Como ya anunció Ada Colau, BComú propone una moratoria temporal de concesión de nuevas licencias para todo tipo de alojamiento turístico, así como una moratoria indefinida de nuevas licencias de viviendas de uso turístico. La moratoria tiene que dar pie a la elaboración de un Plan Especial de turismo para toda la ciudad. Además, en un barrio de las características del de la Barceloneta, ha de descartarse toda posibilidad de alojamiento de uso turístico en suelo residencial (viviendas).

Más allá de la moratoria, hay que endurecer las sanciones a las explotaciones ilegales y acelerar el procedimiento administrativo para el cierre de alojamientos turísticos irregulares, que hasta ahora se ha demostrado farragoso e ineficiente. Tanto la pérdida de suelo residencial que han supuesto las viviendas de uso turístico como la situación de emergencia habitacional actual hacen necesaria la promoción del alquiler social como alternativa a las sanciones económicas.

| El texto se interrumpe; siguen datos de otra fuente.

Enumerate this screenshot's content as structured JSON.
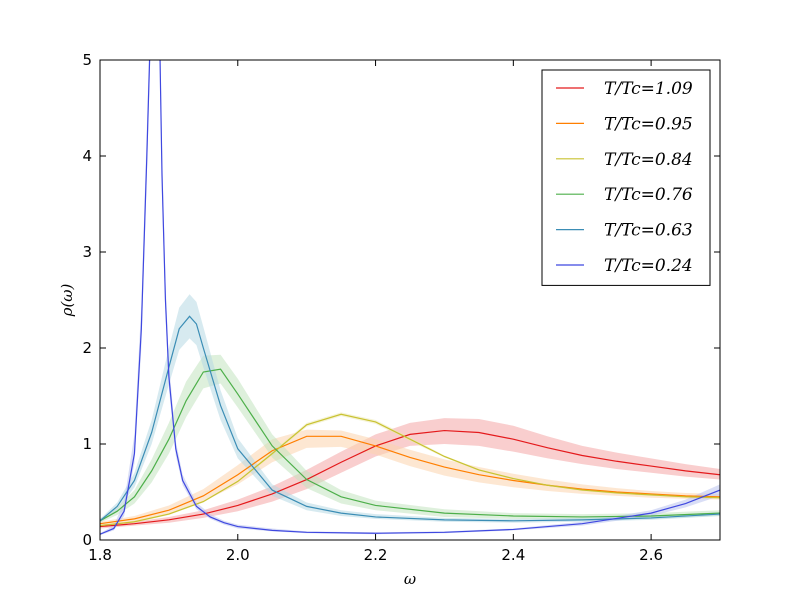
{
  "chart_data": {
    "type": "line",
    "title": "",
    "xlabel": "ω",
    "ylabel": "ρ(ω)",
    "xlim": [
      1.8,
      2.7
    ],
    "ylim": [
      0,
      5
    ],
    "xticks": [
      "1.8",
      "2.0",
      "2.2",
      "2.4",
      "2.6"
    ],
    "yticks": [
      "0",
      "1",
      "2",
      "3",
      "4",
      "5"
    ],
    "grid": false,
    "legend_position": "top-right",
    "series": [
      {
        "name": "T/Tc=1.09",
        "color": "#e41a1c",
        "band_color": "#f4a5a6",
        "x": [
          1.8,
          1.85,
          1.9,
          1.95,
          2.0,
          2.05,
          2.1,
          2.15,
          2.2,
          2.25,
          2.3,
          2.35,
          2.4,
          2.45,
          2.5,
          2.55,
          2.6,
          2.65,
          2.7
        ],
        "y": [
          0.14,
          0.17,
          0.21,
          0.27,
          0.36,
          0.48,
          0.63,
          0.81,
          0.98,
          1.1,
          1.14,
          1.12,
          1.05,
          0.96,
          0.88,
          0.82,
          0.77,
          0.72,
          0.68
        ],
        "lower": [
          0.12,
          0.15,
          0.18,
          0.23,
          0.3,
          0.4,
          0.53,
          0.7,
          0.87,
          0.98,
          1.0,
          0.98,
          0.92,
          0.85,
          0.79,
          0.74,
          0.7,
          0.66,
          0.63
        ],
        "upper": [
          0.16,
          0.19,
          0.24,
          0.31,
          0.42,
          0.56,
          0.73,
          0.92,
          1.1,
          1.22,
          1.27,
          1.26,
          1.19,
          1.08,
          0.98,
          0.91,
          0.85,
          0.79,
          0.74
        ]
      },
      {
        "name": "T/Tc=0.95",
        "color": "#ff7f00",
        "band_color": "#fcd3ad",
        "x": [
          1.8,
          1.85,
          1.9,
          1.95,
          2.0,
          2.05,
          2.1,
          2.15,
          2.2,
          2.25,
          2.3,
          2.35,
          2.4,
          2.45,
          2.5,
          2.55,
          2.6,
          2.65,
          2.7
        ],
        "y": [
          0.17,
          0.22,
          0.31,
          0.46,
          0.68,
          0.93,
          1.08,
          1.08,
          0.98,
          0.86,
          0.76,
          0.68,
          0.62,
          0.57,
          0.53,
          0.5,
          0.48,
          0.46,
          0.45
        ],
        "lower": [
          0.15,
          0.19,
          0.27,
          0.4,
          0.58,
          0.81,
          0.96,
          0.97,
          0.89,
          0.77,
          0.67,
          0.6,
          0.55,
          0.51,
          0.48,
          0.46,
          0.44,
          0.43,
          0.42
        ],
        "upper": [
          0.19,
          0.25,
          0.36,
          0.53,
          0.78,
          1.05,
          1.15,
          1.14,
          1.05,
          0.94,
          0.84,
          0.76,
          0.69,
          0.63,
          0.58,
          0.54,
          0.51,
          0.49,
          0.48
        ]
      },
      {
        "name": "T/Tc=0.84",
        "color": "#c9c231",
        "band_color": "#ece9b4",
        "x": [
          1.8,
          1.85,
          1.9,
          1.95,
          2.0,
          2.05,
          2.1,
          2.15,
          2.2,
          2.25,
          2.3,
          2.35,
          2.4,
          2.45,
          2.5,
          2.55,
          2.6,
          2.65,
          2.7
        ],
        "y": [
          0.15,
          0.19,
          0.27,
          0.4,
          0.61,
          0.9,
          1.2,
          1.31,
          1.23,
          1.05,
          0.87,
          0.73,
          0.64,
          0.57,
          0.52,
          0.49,
          0.47,
          0.45,
          0.44
        ],
        "lower": [
          0.14,
          0.18,
          0.26,
          0.39,
          0.6,
          0.88,
          1.18,
          1.29,
          1.21,
          1.03,
          0.86,
          0.72,
          0.63,
          0.56,
          0.51,
          0.48,
          0.46,
          0.44,
          0.43
        ],
        "upper": [
          0.16,
          0.2,
          0.28,
          0.41,
          0.62,
          0.92,
          1.22,
          1.33,
          1.25,
          1.07,
          0.88,
          0.74,
          0.65,
          0.58,
          0.53,
          0.5,
          0.48,
          0.46,
          0.45
        ]
      },
      {
        "name": "T/Tc=0.76",
        "color": "#4daf4a",
        "band_color": "#c2e3bf",
        "x": [
          1.8,
          1.825,
          1.85,
          1.875,
          1.9,
          1.925,
          1.95,
          1.975,
          2.0,
          2.05,
          2.1,
          2.15,
          2.2,
          2.3,
          2.4,
          2.5,
          2.6,
          2.7
        ],
        "y": [
          0.2,
          0.3,
          0.45,
          0.72,
          1.05,
          1.45,
          1.75,
          1.78,
          1.52,
          0.98,
          0.63,
          0.45,
          0.36,
          0.28,
          0.25,
          0.24,
          0.25,
          0.28
        ],
        "lower": [
          0.18,
          0.26,
          0.38,
          0.6,
          0.9,
          1.28,
          1.58,
          1.63,
          1.38,
          0.86,
          0.54,
          0.38,
          0.31,
          0.24,
          0.22,
          0.21,
          0.22,
          0.25
        ],
        "upper": [
          0.22,
          0.34,
          0.52,
          0.84,
          1.22,
          1.65,
          1.92,
          1.93,
          1.68,
          1.1,
          0.72,
          0.52,
          0.41,
          0.32,
          0.28,
          0.27,
          0.28,
          0.31
        ]
      },
      {
        "name": "T/Tc=0.63",
        "color": "#3b8db5",
        "band_color": "#b7d9e4",
        "x": [
          1.8,
          1.825,
          1.85,
          1.875,
          1.9,
          1.915,
          1.93,
          1.94,
          1.95,
          1.975,
          2.0,
          2.05,
          2.1,
          2.15,
          2.2,
          2.3,
          2.4,
          2.5,
          2.6,
          2.7
        ],
        "y": [
          0.2,
          0.35,
          0.62,
          1.12,
          1.8,
          2.2,
          2.33,
          2.25,
          2.0,
          1.4,
          0.95,
          0.52,
          0.35,
          0.28,
          0.24,
          0.21,
          0.2,
          0.21,
          0.23,
          0.27
        ],
        "lower": [
          0.18,
          0.31,
          0.55,
          1.0,
          1.62,
          1.98,
          2.1,
          2.03,
          1.8,
          1.25,
          0.85,
          0.46,
          0.31,
          0.25,
          0.22,
          0.19,
          0.18,
          0.19,
          0.21,
          0.25
        ],
        "upper": [
          0.22,
          0.39,
          0.7,
          1.25,
          2.0,
          2.42,
          2.56,
          2.48,
          2.22,
          1.56,
          1.06,
          0.58,
          0.39,
          0.31,
          0.27,
          0.23,
          0.22,
          0.23,
          0.25,
          0.29
        ]
      },
      {
        "name": "T/Tc=0.24",
        "color": "#3f48e0",
        "band_color": "#b9c2ef",
        "x": [
          1.8,
          1.82,
          1.835,
          1.85,
          1.86,
          1.868,
          1.874,
          1.878,
          1.882,
          1.886,
          1.89,
          1.895,
          1.9,
          1.91,
          1.92,
          1.94,
          1.96,
          1.98,
          2.0,
          2.05,
          2.1,
          2.2,
          2.3,
          2.4,
          2.5,
          2.6,
          2.65,
          2.7
        ],
        "y": [
          0.06,
          0.12,
          0.3,
          0.9,
          2.2,
          4.0,
          5.5,
          6.2,
          6.2,
          5.5,
          3.8,
          2.5,
          1.7,
          0.95,
          0.62,
          0.35,
          0.24,
          0.18,
          0.14,
          0.1,
          0.08,
          0.07,
          0.08,
          0.11,
          0.17,
          0.28,
          0.38,
          0.52
        ],
        "lower": [
          0.05,
          0.1,
          0.25,
          0.8,
          2.0,
          3.8,
          5.3,
          6.0,
          6.0,
          5.3,
          3.6,
          2.35,
          1.58,
          0.88,
          0.57,
          0.32,
          0.22,
          0.16,
          0.12,
          0.09,
          0.07,
          0.06,
          0.07,
          0.1,
          0.15,
          0.25,
          0.34,
          0.46
        ],
        "upper": [
          0.07,
          0.15,
          0.4,
          1.1,
          2.45,
          4.3,
          5.8,
          6.5,
          6.5,
          5.8,
          4.1,
          2.7,
          1.85,
          1.03,
          0.68,
          0.39,
          0.27,
          0.2,
          0.16,
          0.12,
          0.09,
          0.08,
          0.09,
          0.12,
          0.19,
          0.31,
          0.42,
          0.58
        ]
      }
    ]
  }
}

En un barrio con una elevadísima tasa de paro como es el de la Barceloneta, hace falta también fomentar planes comunitarios como Proa a la Mar, que de junio de 2014 a febrero de este año ha generado 372 puestos de trabajo (frente a los 75 anunciados por la Marina del Port Vell).

La fórmula Bed&Breakfast municipal no es viable en un barrio como la Barceloneta, de viviendas pequeñas y calles estrechas, pero sí en otros lugares de la ciudad. Por eso esta opción tendrá que regularse según las características de cada territorio. Habrá también que valorar a qué barrios se podrá aplicar como medida que evite la especulación inmobiliaria y favorezca una redistribución de los beneficios del turismo hacia la propia ciudad.